Ayşe’nin bir insandan ziyade bir makine olarak kabul edilmesi için sinir sisteminin ne kadarının implantlarla değiştirilmesi gerekir? Farklı insanlar, kaçınılmaz olarak, farklı cevaplar verecektir. Bazıları Ayşe’ye makine demeden önce beyni ve omuriliği dâhil tüm sinir sisteminin, hatta tüm vücudunun değiştirilmesi gerektiğini düşünebilir.
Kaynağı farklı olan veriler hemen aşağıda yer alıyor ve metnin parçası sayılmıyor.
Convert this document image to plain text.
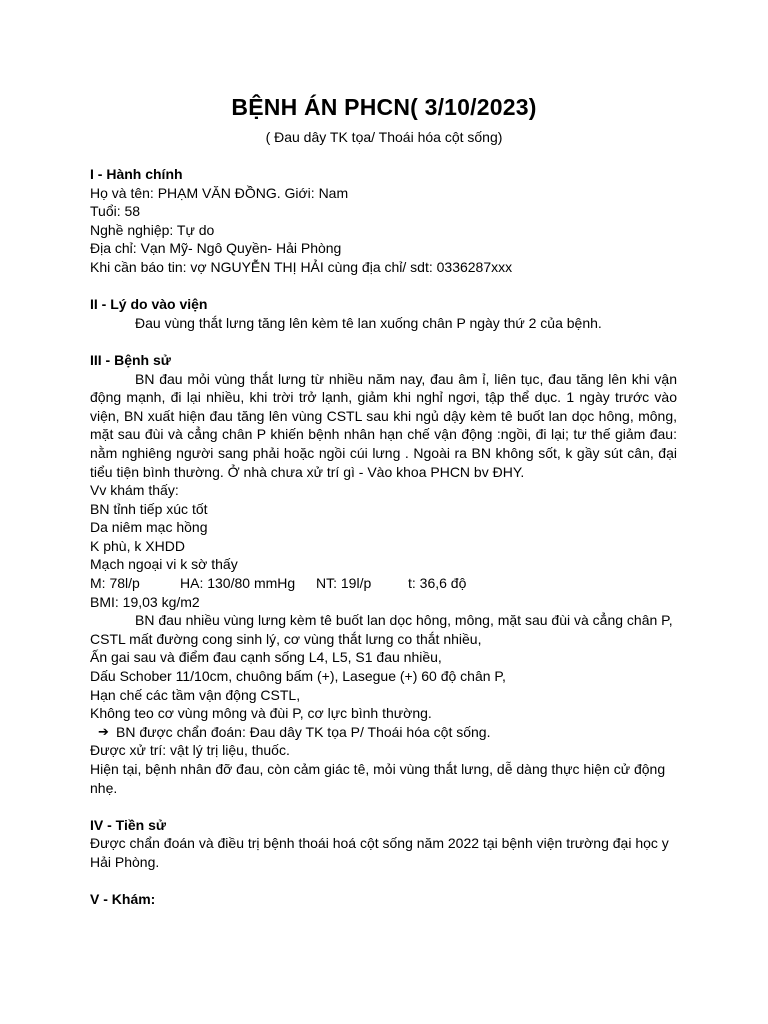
BỆNH ÁN PHCN( 3/10/2023)
( Đau dây TK tọa/ Thoái hóa cột sống)
I - Hành chính
Họ và tên: PHẠM VĂN ĐỒNG. Giới: Nam
Tuổi: 58
Nghề nghiệp: Tự do
Địa chỉ: Vạn Mỹ- Ngô Quyền- Hải Phòng
Khi cần báo tin: vợ NGUYỄN THỊ HẢI cùng địa chỉ/ sdt: 0336287xxx
II - Lý do vào viện
Đau vùng thắt lưng tăng lên kèm tê lan xuống chân P ngày thứ 2 của bệnh.
III - Bệnh sử
BN đau mỏi vùng thắt lưng từ nhiều năm nay, đau âm ỉ, liên tục, đau tăng lên khi vận động mạnh, đi lại nhiều, khi trời trở lạnh, giảm khi nghỉ ngơi, tập thể dục. 1 ngày trước vào viện, BN xuất hiện đau tăng lên vùng CSTL sau khi ngủ dậy kèm tê buốt lan dọc hông, mông, mặt sau đùi và cẳng chân P khiến bệnh nhân hạn chế vận động :ngồi, đi lại; tư thế giảm đau: nằm nghiêng người sang phải hoặc ngồi cúi lưng . Ngoài ra BN không sốt, k gầy sút cân, đại tiểu tiện bình thường. Ở nhà chưa xử trí gì - Vào khoa PHCN bv ĐHY.
Vv khám thấy:
BN tỉnh tiếp xúc tốt
Da niêm mạc hồng
K phù, k XHDD
Mạch ngoại vi k sờ thấy
M: 78l/p	HA: 130/80 mmHg NT: 19l/p	t: 36,6 độ
BMI: 19,03 kg/m2
BN đau nhiều vùng lưng kèm tê buốt lan dọc hông, mông, mặt sau đùi và cẳng chân P,
CSTL mất đường cong sinh lý, cơ vùng thắt lưng co thắt nhiều,
Ấn gai sau và điểm đau cạnh sống L4, L5, S1 đau nhiều,
Dấu Schober 11/10cm, chuông bấm (+), Lasegue (+) 60 độ chân P,
Hạn chế các tầm vận động CSTL,
Không teo cơ vùng mông và đùi P, cơ lực bình thường.
➔ BN được chẩn đoán: Đau dây TK tọa P/ Thoái hóa cột sống.
Được xử trí: vật lý trị liệu, thuốc.
Hiện tại, bệnh nhân đỡ đau, còn cảm giác tê, mỏi vùng thắt lưng, dễ dàng thực hiện cử động nhẹ.
IV - Tiền sử
Được chẩn đoán và điều trị bệnh thoái hoá cột sống năm 2022 tại bệnh viện trường đại học y Hải Phòng.
V - Khám:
Her iki durumda da dönüştürücü ilke aynı kalmaktadır, dolayısıyla protez alanındaki son gelişmeleri insan sinir sisteminin bazı kısımlarının silikon gibi bir malzeme kullanılarak restore edilebileceğinin kanıtı olarak kabul eden herkes, bu temelde Ayşe’nin eninde sonunda bir makine haline gelebileceğini kabul edebilmelidir. Dahası, Ayşe’nin eninde sonunda tıpkı insanlar gibi (ya da en azından Ayşe’nin eskiden olduğu gibi) bilince sahip fakat bir makine haline geleceğini de kabul edebileceklerdir.
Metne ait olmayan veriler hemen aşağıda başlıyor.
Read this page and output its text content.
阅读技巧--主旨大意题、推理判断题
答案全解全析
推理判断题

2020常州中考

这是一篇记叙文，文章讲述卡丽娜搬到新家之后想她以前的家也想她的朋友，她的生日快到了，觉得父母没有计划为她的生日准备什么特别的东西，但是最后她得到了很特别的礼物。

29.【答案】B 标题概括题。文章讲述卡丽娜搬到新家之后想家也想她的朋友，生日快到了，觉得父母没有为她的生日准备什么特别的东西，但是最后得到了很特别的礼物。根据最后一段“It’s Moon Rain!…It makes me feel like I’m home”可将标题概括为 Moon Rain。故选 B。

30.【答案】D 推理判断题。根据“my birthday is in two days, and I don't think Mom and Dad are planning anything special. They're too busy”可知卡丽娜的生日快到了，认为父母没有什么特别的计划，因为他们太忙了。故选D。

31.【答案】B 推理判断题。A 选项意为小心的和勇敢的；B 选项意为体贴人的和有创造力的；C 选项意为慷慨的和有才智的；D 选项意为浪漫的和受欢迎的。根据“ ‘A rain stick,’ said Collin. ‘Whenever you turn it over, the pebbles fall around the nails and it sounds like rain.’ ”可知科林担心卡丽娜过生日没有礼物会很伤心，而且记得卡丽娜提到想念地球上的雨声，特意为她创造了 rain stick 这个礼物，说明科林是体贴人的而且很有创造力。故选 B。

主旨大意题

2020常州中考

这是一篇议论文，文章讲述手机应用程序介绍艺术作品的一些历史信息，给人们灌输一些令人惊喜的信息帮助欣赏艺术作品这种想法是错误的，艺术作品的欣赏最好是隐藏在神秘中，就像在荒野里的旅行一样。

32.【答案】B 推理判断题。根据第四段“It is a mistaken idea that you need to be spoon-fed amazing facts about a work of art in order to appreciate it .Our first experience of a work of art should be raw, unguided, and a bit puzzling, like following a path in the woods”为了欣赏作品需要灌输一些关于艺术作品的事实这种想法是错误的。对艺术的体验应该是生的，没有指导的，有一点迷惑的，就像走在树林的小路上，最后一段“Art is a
Bazıları şüphesiz Ayşe’nin kademeli dönüşümü boyunca varsayılan psikolojik sürekliliğe itiraz etmek isteyecektir. Bu tür bir itiraz, Ayşe’nin bilincinin varsayılan sürekliliğini ya da dolaylı olarak kişisel kimliğinin sürekliliğini hedef alabilir (çünkü kişisel kimliğin olmaması, bilincin varsayılan sürekliliğini de şüpheli hale getirecektir). Fakat buna itiraz edenler endişelerinin geçerliliğini kanıtlamak için işlerin nerede yanlış gidebileceğini açıklamak zorunda kalacaktır. Muhtemelen dönüşüm sürecinin önemli ölçüde daha karmaşık hale geleceği bir nokta olduğuna ve biyolojik bir beyni sentetik bir beyinle tamamen değiştirmenin nihayetinde imkânsız olabileceğine inanmaktadırlar.
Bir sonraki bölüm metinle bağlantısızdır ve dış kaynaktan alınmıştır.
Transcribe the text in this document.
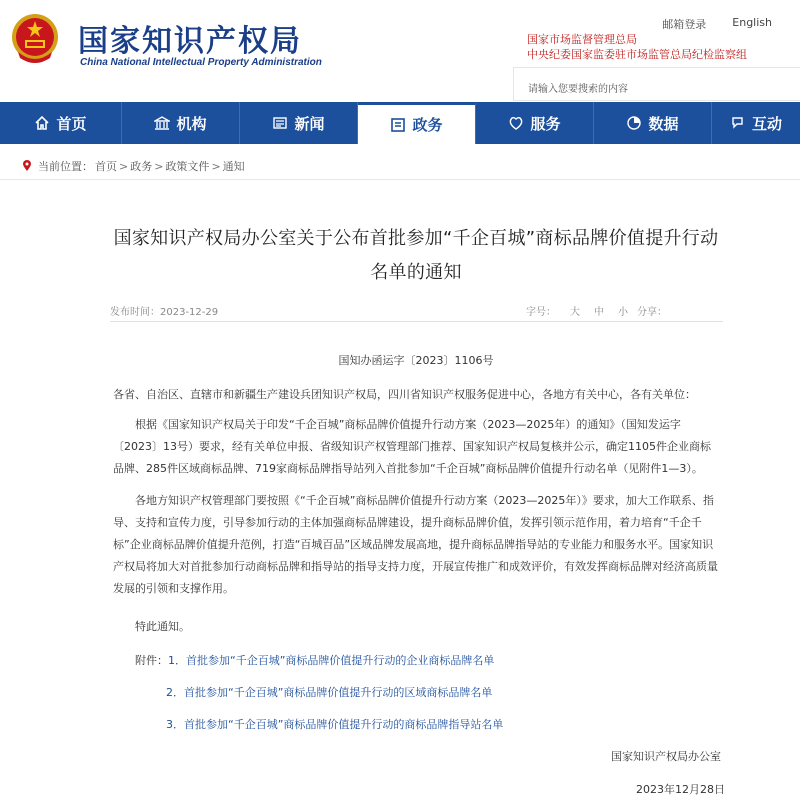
国家知识产权局
China National Intellectual Property Administration
邮箱登录 English
国家市场监督管理总局
中央纪委国家监委驻市场监管总局纪检监察组
请输入您要搜索的内容
首页	机构	新闻	政务	服务	数据	互动
当前位置： 首页 > 政务 > 政策文件 > 通知
国家知识产权局办公室关于公布首批参加“千企百城”商标品牌价值提升行动
名单的通知
发布时间：2023-12-29	字号： 大 中 小 分享：
国知办函运字〔2023〕1106号
各省、自治区、直辖市和新疆生产建设兵团知识产权局，四川省知识产权服务促进中心，各地方有关中心，各有关单位：
根据《国家知识产权局关于印发“千企百城”商标品牌价值提升行动方案（2023—2025年）的通知》（国知发运字〔2023〕13号）要求，经有关单位申报、省级知识产权管理部门推荐、国家知识产权局复核并公示，确定1105件企业商标品牌、285件区域商标品牌、719家商标品牌指导站列入首批参加“千企百城”商标品牌价值提升行动名单（见附件1—3）。
各地方知识产权管理部门要按照《“千企百城”商标品牌价值提升行动方案（2023—2025年）》要求，加大工作联系、指导、支持和宣传力度，引导参加行动的主体加强商标品牌建设，提升商标品牌价值，发挥引领示范作用，着力培育“千企千标”企业商标品牌价值提升范例，打造“百城百品”区域品牌发展高地，提升商标品牌指导站的专业能力和服务水平。国家知识产权局将加大对首批参加行动商标品牌和指导站的指导支持力度，开展宣传推广和成效评价，有效发挥商标品牌对经济高质量发展的引领和支撑作用。
特此通知。
附件：1．首批参加“千企百城”商标品牌价值提升行动的企业商标品牌名单
2．首批参加“千企百城”商标品牌价值提升行动的区域商标品牌名单
3．首批参加“千企百城”商标品牌价值提升行动的商标品牌指导站名单
国家知识产权局办公室
2023年12月28日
Bahsedilen nakil işlemlerinde “daha fazla ilerleme kaydedilemeyecek” böyle bir noktayı keşfetmek elbette büyük bir bilimsel ilgi uyandıracaktır. Ancak oraya ulaşana kadar, en azından yeterli zaman verildiğinde ve mümkün olan en küçük adımlar atıldığında, insan sinir sisteminin farklı bir materyalin parçalarıyla değiştirilebileceğine, böylece bir insanın bilincini korurken yavaş yavaş bir makineye dönüştürülebileceğine inanmak da yeterince gerekçelendirilmiş makul bir düşüncedir.